Instant Pay and mobile money reducing the unbanked

The Chief Executive of the Ghana Interbank Payment and Settlement Systems (GhIPSS), Archie Hesse has encouraged the public to ask for instant pay services from their banks and also patronise mobile money services.

He said these two payment systems hold the key to financial inclusion in the country.

He explained that because the two payment systems are closer to cash and are even safer, they can easily become the catalyst to reduce the huge unbanked population, by including more people in the financial sector.

The Government has made financial inclusion a major goal for the year and has tasked stakeholders including financial institutions, GhIPSS and telcos to work together to ensure that more people get into the banking system.

Ghana has a high unbanked population of more than 60 percent, which is one of the reasons being cited for high interest rates, since most of the money that banks could access and on-lend are rather in people’s homes, shops and offices.

Speaking in an interview in Accra, Mr. Hesse explained that the reason why Ghana still has a large unbanked population is because many people prefer cash in hand which can be used and received instantly as payment.
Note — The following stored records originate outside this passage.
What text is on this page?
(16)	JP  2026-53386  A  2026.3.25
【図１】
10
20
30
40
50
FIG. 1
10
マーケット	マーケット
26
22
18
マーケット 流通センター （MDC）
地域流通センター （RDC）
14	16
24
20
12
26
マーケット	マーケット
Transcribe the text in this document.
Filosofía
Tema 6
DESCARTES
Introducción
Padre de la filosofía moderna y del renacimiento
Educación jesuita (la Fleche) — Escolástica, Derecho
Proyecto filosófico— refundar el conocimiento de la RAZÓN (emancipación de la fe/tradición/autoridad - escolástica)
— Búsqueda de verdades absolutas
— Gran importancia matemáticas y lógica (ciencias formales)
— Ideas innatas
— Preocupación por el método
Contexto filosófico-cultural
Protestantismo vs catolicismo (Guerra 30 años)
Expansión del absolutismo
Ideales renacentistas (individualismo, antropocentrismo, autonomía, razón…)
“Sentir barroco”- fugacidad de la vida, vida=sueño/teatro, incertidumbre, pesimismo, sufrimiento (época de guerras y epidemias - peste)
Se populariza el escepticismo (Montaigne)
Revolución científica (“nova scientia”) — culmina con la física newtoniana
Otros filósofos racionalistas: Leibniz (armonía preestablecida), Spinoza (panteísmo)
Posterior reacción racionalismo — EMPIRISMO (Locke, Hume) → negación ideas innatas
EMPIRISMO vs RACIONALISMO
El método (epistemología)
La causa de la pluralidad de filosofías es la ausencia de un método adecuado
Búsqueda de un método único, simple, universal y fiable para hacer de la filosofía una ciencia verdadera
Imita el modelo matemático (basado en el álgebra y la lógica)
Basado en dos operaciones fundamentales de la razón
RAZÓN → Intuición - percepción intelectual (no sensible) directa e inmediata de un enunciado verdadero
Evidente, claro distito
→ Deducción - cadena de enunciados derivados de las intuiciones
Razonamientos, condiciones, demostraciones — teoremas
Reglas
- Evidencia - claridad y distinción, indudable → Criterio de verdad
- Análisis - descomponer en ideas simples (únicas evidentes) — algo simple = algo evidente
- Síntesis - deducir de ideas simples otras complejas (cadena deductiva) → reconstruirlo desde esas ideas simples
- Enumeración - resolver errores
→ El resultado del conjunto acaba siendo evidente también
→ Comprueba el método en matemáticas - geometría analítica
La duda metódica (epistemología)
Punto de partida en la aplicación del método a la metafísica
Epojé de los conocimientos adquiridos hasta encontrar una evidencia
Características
He said any payment system which has those qualities of cash but more secured, would therefore be the best tools to use to draw more people into the banking sector.

Mr. Hesse mentioned the Instant Pay, which allows people to transfer cash from one account to another of a different bank instantly as one of the best options available today to increase the banked population. He explained that the Instant Pay system can also be engineered for various forms of payments including online and mobile payments.

“Instant Pay is like cash because the moment you send the money, the receiver gets it and can use it immediately”, he stressed.

Instant pay can be done on a mobile phone or a computer.

Mr. Hesse also mentioned mobile money as the other payment system which is near cash, as the other option that can drive financial inclusion.

He explained that while it was very easy to access mobile money, every bit of money kept on a mobile money wallet rests with the banks.

This implies that the more people use mobile money, the more money is kept with the banks leading to a deepened financial inclusion.

GhIPSS is currently in talks with telcos to bring about interoperability among the mobile money providers, so that customers can send money across networks.

Mr. Hesse explained that once the interoperability is completed, a lot more mobile money transactions would be expected to occur.

The GhIPSS Boss emphasised that electronic payment was the way to go and urged the public to patronise them to enjoy the security and convenience that come with them as well as increase money available to banks.

“Too many of us are holding on to cash and losing them to floods, fires, armed robbers and thieves in general or we even lose our purse and wallets” he stated.

He therefore advised the public to embrace instant pay, mobile money and other electronic forms of payments which are more efficient, secured and beneficial to the economy.